Alors que s’ouvre le procès de Beate Zschäpe, Jean-Yves Camus, spécialiste de l’extrême droite en Europe, fait le point sur la mouvance néonazie et la faible assise des mouvements populistes en Allemagne.

Ce lundi s’ouvre à Munich le procès de Beate Zschäpe, soupçonnée d’avoir appartenu à la cellule terroriste néonazie NSU (« Nationalsozialistischer Untergrund ») qui a assassiné dix personnes -dont huit Turcs- entre 2000 et 2006. Ses deux complices, Uwe Mundlos et Uwe Böhnhardt, se sont suicidés pour échapper à leur arrestation, en novembre 2011. A l’occasion de ce procès, LeVif.be a interrogé Jean-Yves Camus, chercheur associé à l’IRIS, spécialiste des nationalismes et extrémismes en Europe.

Que représente la mouvance néo-nazie en Allemagne aujourd’hui?

Il y a chez notre voisin des catégories juridiques différentes et plus précises pour définir l’extrême droite. Fin 2011, 225 organisations d’extrême droite rassemblaient environ 22 400 personnes, une légère baisse par rapport aux années précédentes. Parmi eux, les néo-nazis sont estimés à 6000 personnes, également en légère baisse. Au sein de ce groupe, existe une catégorie juridique spécifique: les extrémistes de droite à potentiel violent, ceux qui représentent un danger tangible. Ils étaient évalués à 9800 en 2011, en légère hausse par rapport à 2010. La mouvance néonazie est donc numériquement réduite, mais sa radicalité la rend dangereuse, comme l’a montré le trio de la NSU.
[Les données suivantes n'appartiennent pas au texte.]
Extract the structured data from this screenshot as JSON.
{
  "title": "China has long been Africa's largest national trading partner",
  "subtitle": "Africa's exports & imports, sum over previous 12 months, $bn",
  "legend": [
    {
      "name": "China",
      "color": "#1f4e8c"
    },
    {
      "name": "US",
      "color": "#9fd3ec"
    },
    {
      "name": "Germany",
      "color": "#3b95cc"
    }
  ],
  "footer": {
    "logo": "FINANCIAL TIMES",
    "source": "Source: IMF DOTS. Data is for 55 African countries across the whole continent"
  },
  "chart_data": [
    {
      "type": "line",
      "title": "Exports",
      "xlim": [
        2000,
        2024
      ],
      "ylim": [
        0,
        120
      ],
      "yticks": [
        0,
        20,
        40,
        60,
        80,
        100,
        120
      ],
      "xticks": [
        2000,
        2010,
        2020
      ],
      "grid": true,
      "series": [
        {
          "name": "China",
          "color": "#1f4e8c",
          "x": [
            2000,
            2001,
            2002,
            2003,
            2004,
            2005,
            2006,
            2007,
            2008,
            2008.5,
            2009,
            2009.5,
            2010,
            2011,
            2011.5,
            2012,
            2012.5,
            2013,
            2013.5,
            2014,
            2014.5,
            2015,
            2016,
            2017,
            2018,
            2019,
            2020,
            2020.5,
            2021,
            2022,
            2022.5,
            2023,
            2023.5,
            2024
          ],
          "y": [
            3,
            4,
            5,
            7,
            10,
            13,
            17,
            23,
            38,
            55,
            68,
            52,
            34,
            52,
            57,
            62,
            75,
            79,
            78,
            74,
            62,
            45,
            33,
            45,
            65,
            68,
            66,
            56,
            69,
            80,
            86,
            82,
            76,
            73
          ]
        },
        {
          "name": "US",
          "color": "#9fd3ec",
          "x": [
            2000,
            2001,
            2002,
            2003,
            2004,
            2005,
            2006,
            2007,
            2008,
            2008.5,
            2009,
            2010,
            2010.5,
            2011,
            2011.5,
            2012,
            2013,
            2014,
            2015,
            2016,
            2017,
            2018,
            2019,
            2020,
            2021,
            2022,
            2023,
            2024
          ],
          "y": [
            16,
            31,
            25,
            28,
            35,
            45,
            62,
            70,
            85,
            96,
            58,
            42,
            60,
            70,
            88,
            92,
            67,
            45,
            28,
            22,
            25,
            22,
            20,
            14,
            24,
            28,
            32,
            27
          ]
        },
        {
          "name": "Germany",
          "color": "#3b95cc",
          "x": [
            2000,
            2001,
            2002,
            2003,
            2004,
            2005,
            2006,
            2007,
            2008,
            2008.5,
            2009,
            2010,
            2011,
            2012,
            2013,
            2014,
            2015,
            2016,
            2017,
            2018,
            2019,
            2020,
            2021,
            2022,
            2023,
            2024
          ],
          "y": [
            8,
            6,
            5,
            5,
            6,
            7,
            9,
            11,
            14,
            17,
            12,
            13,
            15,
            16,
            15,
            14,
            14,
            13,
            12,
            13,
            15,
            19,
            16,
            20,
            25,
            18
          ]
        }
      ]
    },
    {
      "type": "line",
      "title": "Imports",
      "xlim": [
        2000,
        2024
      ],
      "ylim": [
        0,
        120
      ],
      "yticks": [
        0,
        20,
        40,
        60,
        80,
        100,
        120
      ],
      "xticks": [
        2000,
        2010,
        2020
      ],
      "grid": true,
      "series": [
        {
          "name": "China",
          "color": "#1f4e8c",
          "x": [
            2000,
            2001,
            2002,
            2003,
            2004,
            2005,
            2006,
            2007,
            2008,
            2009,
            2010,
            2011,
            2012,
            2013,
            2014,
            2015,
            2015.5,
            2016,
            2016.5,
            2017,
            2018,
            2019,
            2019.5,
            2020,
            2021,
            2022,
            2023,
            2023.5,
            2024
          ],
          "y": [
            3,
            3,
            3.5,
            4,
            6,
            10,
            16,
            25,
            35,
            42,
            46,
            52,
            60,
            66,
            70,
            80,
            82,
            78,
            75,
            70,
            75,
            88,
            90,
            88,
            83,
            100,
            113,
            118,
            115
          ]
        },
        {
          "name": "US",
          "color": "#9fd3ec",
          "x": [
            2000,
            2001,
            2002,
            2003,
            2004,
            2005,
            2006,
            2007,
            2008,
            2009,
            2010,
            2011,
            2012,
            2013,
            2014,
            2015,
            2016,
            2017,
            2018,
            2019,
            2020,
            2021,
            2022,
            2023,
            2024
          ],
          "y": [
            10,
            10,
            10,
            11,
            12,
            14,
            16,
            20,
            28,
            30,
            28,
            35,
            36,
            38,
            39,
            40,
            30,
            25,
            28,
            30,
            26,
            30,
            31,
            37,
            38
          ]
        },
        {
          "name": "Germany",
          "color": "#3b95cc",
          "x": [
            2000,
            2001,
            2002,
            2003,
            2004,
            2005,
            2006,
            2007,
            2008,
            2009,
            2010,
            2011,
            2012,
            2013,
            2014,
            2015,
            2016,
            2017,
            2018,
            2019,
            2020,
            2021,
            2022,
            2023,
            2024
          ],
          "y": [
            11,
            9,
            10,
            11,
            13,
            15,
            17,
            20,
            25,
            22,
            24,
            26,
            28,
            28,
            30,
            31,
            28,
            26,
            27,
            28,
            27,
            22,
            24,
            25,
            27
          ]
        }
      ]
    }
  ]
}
Les spécialistes de la droite radicale outre-Rhin constatent que le parcours du militant d’extrême droite a changé. Dans les années qui ont suivi la réunification, ce parcours, qualifié par les sociologues de « pyramidal », était le suivant: un individu entrait dans une organisation militante comme par exemple le Parti national-démocrate (NPD); il se radicalisait progressivement, puis entrait éventuellement en contact avec un groupe prônant la lutte armée; enfin, quelques personnes franchissaient le pas de la violence terroriste. Aujourd’hui, certains militants « sautent des étapes » et passent plus vite à l’action armée. Les activistes se radicalisent plus rapidement, notamment via internet; ils sont donc moins repérables par les services de sécurité.

Y a-t-il une distinction entre l’extrémisme à l’Est et à l’Ouest du pays?

En termes de représentation électorale, certainement. Le NPD réussit davantage en ex-Allemagne de l’Est. Mais certains groupes comme les nationalistes autonomes, en forte expansion ces dernières années, sont actifs aussi bien dans les Länder de l’Est que ceux de l’Ouest, en particulier dans la Ruhr, autour de Dortmund. Mais cette mouvance est trop faible numériquement pour réussir une percée électorale. 9000 personnes, c’est assez pour représenter un danger pour l’ordre constitutionnel, mais insuffisant pour envoyer des élus au parlement. Le principal mouvement, le NPD ne comptait au plan national que 6300 militants en 2011.

Il s’agit là d’une spécificité allemande: l’existence de quelques dizaines d’individus très radicaux qui peuvent passer à l’action armée, tandis que les partis politiques n’ont jamais passé la barre des 5% au niveau fédéral, ce qui leur interdit d’entrer au Bundestag. Ils sont représentés dans les parlements régionaux de certains Länder de l’Est où ils sont parvenus à dépasser cette barre des 5%, voire des 10% mais cela reste des phénomènes locaux.

Comment expliquer cette différence avec les autres pays européens?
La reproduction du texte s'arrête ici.